Naohidemyces vaccinii is a plant pathogen that affects members of the Vaccinium and Tsuga genera, causing leaf rust on lingonberries, blueberries, and cranberries, and early needle cast on hemlocks. Naohidemyces vaccinii is found on the Vaccinium genus in Canada, the United States (AK, ME, NH), the United Kingdom, Europe, Russia, China, Korea, and Japan, and on hemlock in AK, ID, WA in the United States, BC in Canada, and Japan.

== Taxonomy ==
Naohidemyces vaccinii is a basidiomycete rust fungi with a number of different synonyms, including Pucciniastrum vaccinii and Pucciniastrum myrtilli, but was moved to the Naohidemyces genus due to its dome-shaped covering over the aecia.  N. vaccinii is now thought to be the western form of the fungi, and Thekopsora minima as the eastern form.

== Pathology ==
Naohidemyces vaccinii causes leaf rust on the leaves of the Vaccinium host, and chlorosis and early abscission on both Vaccinium and Tsuga, to which neither is fatal but can be a drain on fruit yield.

== Life cycle ==
Naohidemyces vaccinia is wind-borne, and initially forms yellow-orange urediniospores in pustulates on the underside of Vaccinium leaves in midsummer, which reinfect Vaccinium leaves, building up inoculum for reinfection.
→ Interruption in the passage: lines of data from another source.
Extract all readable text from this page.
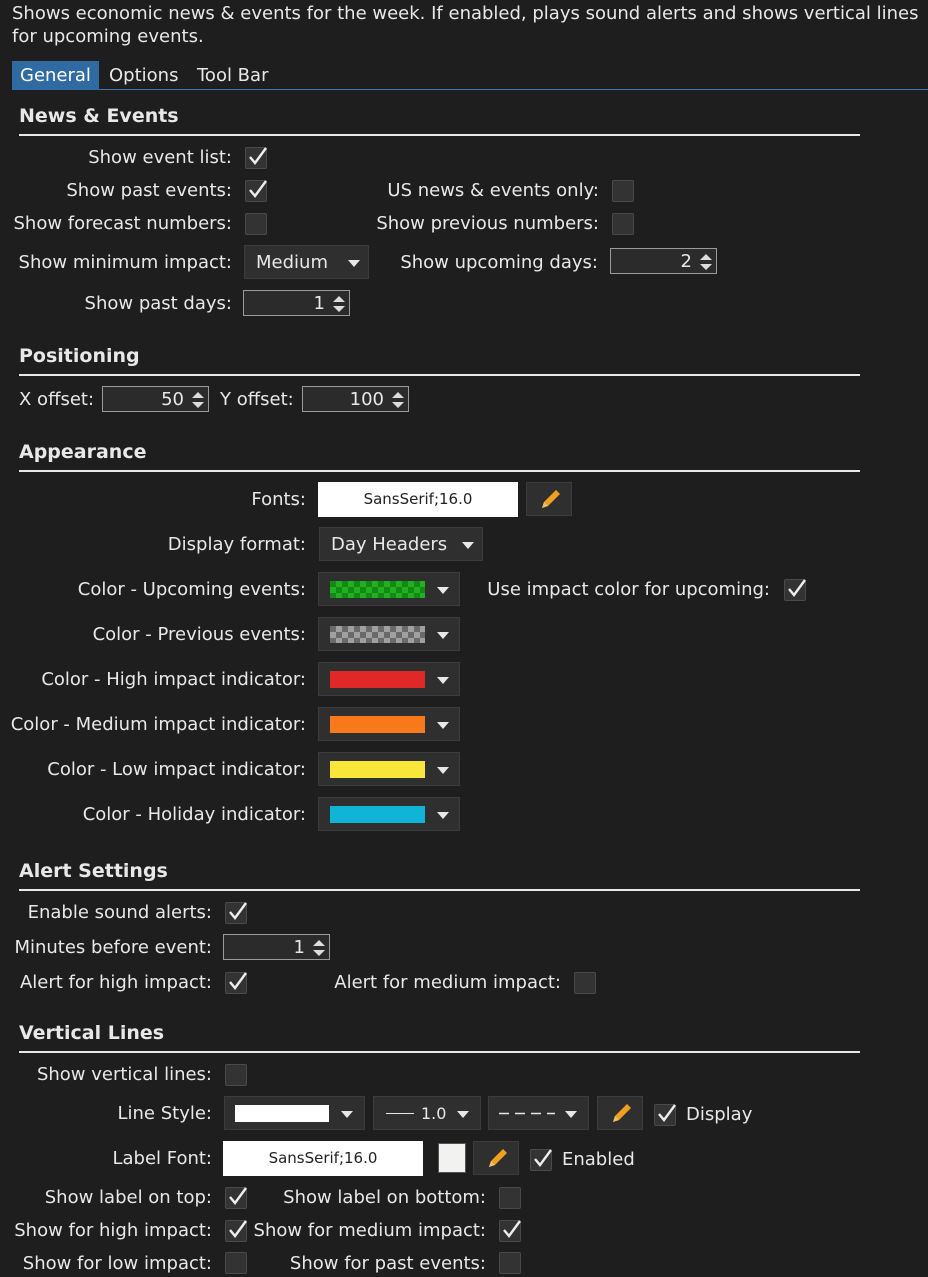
Shows economic news & events for the week. If enabled, plays sound alerts and shows vertical lines for upcoming events.
General	Options	Tool Bar
News & Events
Show event list:
Show past events:	US news & events only:
Show forecast numbers:	Show previous numbers:
Show minimum impact: Medium	Show upcoming days:	2
Show past days:	1
Positioning
X offset:	50 Y offset:	100
Appearance
Fonts:	SansSerif;16.0
Display format: Day Headers
Color - Upcoming events:	Use impact color for upcoming:
Color - Previous events:
Color - High impact indicator:
Color - Medium impact indicator:
Color - Low impact indicator:
Color - Holiday indicator:
Alert Settings
Enable sound alerts:
Minutes before event:	1
Alert for high impact:	Alert for medium impact:
Vertical Lines
Show vertical lines:
Line Style:	1.0	Display
Label Font:	SansSerif;16.0	Enabled
Show label on top:	Show label on bottom:
Show for high impact: Show for medium impact:
Show for low impact:	Show for past events:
This is followed by flat telia crusts in late summer for overwintering, although rarely on lingonberries. Teliospores germinate from telia in spring, from which basidia form, releasing basidiospores to Tsuga species. Once alighting on Tsuga needles in the spring, pyncia are formed. Finally in early summer, yellow-orange aeciospores form in shallow conical aecia on the underside of the needles in two rows following the length of the needle.

== Disease impact ==
Leaf rust is most common on cultivated Vaccinium and relatively rare in wild populations.  It is a relatively benign disease, and has little direct impact on crops, but has become an epidemic in rare occasions, particularly to cultivated blueberries.

== Controls ==
Fungicides have been shown to be effective against N. vaccinii, but not all are registered for blueberries, cranberries, or lingonberries.  Applications depend on climate and species, as Vaccinium that keep their leaves throughout the year may need to be treated far earlier than the first sign of leafing out.  Removing Tsuga or other wild, evergreen Vaccinium hosts within 0.5 km of crops can be beneficial in breaking the sporulation cycle.